J’ai déjà évoqué en février 2006 le concept de « gouvernance », terme à la mode censé répondre à une volonté de gouvernement formel (instances formelles, conception hiérarchique, administrative et centralisée du pouvoir) et d’association (fonction de pilotage, pouvoir partagé entre une pluralité d’acteurs). Trois approches pratiques :
- Un mode de direction : il s’agit en particulier d’assumer la formulation des orientations, liée à la communication d’une analyse..
- Un mode de construction et d’association : notamment autour du fonctionnement concret de services communs.
- Une conception/vision : des démarches de progrès, sans règlement unique par la décision autoritaire, mais à partir de la participation ouverte aux débats internes et externes.
La réforme comportera dans son application des dérives (notamment, la nomination des responsables de pôles s’est heurtée, dès 2006, au report du système de liste d’aptitude en 2007, ce qui fait que les directeurs auront pu, dès 2006, nommer qui ils voulaient). Elle est en phase avec la taille des établissements hospitaliers, forcément plus importante que pour les structures médico-sociales, et peut donner le sentiment « d’usines à gaz », encore plus illisibles que les structures antérieures.
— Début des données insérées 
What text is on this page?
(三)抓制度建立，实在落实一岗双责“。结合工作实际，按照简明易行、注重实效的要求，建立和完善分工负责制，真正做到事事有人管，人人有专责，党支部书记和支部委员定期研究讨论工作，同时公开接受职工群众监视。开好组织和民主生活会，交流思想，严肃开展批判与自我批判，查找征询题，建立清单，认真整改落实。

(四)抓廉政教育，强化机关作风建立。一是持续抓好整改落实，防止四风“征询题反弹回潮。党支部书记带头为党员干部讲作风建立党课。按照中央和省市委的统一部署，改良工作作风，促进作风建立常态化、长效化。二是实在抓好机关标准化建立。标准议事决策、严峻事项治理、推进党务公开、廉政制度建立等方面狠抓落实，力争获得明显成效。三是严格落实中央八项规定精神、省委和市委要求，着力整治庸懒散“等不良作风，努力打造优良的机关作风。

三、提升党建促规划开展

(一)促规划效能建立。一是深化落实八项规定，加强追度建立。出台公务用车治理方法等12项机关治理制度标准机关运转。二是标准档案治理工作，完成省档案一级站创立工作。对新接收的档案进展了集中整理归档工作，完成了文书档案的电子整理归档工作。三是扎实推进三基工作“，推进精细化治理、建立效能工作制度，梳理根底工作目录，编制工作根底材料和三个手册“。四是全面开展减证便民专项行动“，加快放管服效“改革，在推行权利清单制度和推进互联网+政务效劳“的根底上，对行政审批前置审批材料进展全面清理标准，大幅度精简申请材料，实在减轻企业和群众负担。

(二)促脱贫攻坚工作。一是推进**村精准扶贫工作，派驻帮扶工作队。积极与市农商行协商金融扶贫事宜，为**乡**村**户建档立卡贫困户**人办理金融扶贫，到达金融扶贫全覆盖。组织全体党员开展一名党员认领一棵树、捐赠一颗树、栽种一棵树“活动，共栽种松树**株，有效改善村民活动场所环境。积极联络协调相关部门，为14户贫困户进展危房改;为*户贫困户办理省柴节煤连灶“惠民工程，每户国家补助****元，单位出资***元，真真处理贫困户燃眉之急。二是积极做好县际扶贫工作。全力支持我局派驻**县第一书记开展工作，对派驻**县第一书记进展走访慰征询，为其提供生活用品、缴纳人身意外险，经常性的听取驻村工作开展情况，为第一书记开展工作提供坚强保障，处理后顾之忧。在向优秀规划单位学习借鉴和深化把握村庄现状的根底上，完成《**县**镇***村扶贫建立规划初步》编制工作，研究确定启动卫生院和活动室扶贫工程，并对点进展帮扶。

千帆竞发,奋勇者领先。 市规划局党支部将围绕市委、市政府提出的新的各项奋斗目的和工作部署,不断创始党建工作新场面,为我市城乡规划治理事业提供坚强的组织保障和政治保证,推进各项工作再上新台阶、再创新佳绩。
Néanmoins, elle consacre une démarche partagée entre gestionnaires et soignants, la mobilisation possible autour de pôles de coopération et, espérons-le, d’innovation.
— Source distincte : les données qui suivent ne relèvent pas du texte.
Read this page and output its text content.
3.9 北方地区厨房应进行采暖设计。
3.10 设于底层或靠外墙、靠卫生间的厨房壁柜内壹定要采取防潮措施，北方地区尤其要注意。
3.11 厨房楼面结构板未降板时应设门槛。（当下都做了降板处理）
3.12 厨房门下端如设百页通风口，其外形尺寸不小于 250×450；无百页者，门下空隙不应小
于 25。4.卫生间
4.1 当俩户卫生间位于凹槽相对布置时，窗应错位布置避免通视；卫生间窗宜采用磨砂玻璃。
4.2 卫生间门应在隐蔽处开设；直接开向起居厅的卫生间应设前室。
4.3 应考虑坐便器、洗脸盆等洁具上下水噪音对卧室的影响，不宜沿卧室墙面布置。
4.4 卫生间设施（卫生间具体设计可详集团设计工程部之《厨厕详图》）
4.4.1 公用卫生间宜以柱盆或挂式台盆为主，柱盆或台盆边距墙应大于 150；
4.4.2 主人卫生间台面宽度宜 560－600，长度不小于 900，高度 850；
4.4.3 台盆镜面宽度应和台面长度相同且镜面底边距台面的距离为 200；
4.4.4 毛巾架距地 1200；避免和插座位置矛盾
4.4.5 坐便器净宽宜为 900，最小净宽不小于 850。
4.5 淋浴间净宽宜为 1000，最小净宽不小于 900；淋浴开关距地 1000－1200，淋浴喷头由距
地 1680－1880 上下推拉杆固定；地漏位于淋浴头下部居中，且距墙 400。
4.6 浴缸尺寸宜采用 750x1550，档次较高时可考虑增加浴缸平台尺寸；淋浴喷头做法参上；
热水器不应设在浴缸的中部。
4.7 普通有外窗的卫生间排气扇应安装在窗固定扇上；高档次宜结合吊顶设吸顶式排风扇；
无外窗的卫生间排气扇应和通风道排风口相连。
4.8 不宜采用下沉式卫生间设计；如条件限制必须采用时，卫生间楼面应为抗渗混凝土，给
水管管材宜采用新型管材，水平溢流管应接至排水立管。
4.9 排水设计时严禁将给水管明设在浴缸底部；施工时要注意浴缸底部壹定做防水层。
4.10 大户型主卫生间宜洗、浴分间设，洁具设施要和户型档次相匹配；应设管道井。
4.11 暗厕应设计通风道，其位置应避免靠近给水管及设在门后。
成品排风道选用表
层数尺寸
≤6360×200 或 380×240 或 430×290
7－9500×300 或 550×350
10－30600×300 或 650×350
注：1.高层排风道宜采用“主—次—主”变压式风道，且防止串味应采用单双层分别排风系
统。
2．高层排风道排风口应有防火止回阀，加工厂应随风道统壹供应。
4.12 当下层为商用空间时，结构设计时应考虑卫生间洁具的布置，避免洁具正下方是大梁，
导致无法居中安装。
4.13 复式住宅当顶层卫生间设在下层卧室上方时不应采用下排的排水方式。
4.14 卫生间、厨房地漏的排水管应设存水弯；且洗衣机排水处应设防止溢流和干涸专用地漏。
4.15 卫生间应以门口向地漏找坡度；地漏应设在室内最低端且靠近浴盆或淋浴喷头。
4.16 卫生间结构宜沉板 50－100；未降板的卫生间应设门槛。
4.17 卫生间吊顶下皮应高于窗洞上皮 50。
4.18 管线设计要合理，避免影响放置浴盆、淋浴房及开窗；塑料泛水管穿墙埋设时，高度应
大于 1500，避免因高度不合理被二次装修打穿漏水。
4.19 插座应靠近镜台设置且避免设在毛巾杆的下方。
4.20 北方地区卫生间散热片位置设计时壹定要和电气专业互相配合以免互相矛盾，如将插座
Ces deux dimensions sont la pierre angulaire ddu changement dans la conduite de toute structure, qu’elle soit sanitaire, sociale ou médico-sociale : une conduite stratégique réduisant les écarts entre gestion et action (ce qui suppose des efforts réciproques de compréhension entre toutes les parties), une conduite du changement autour de pôles concrets (des projets) mobilisant et fédérant les énergies dans la proximité.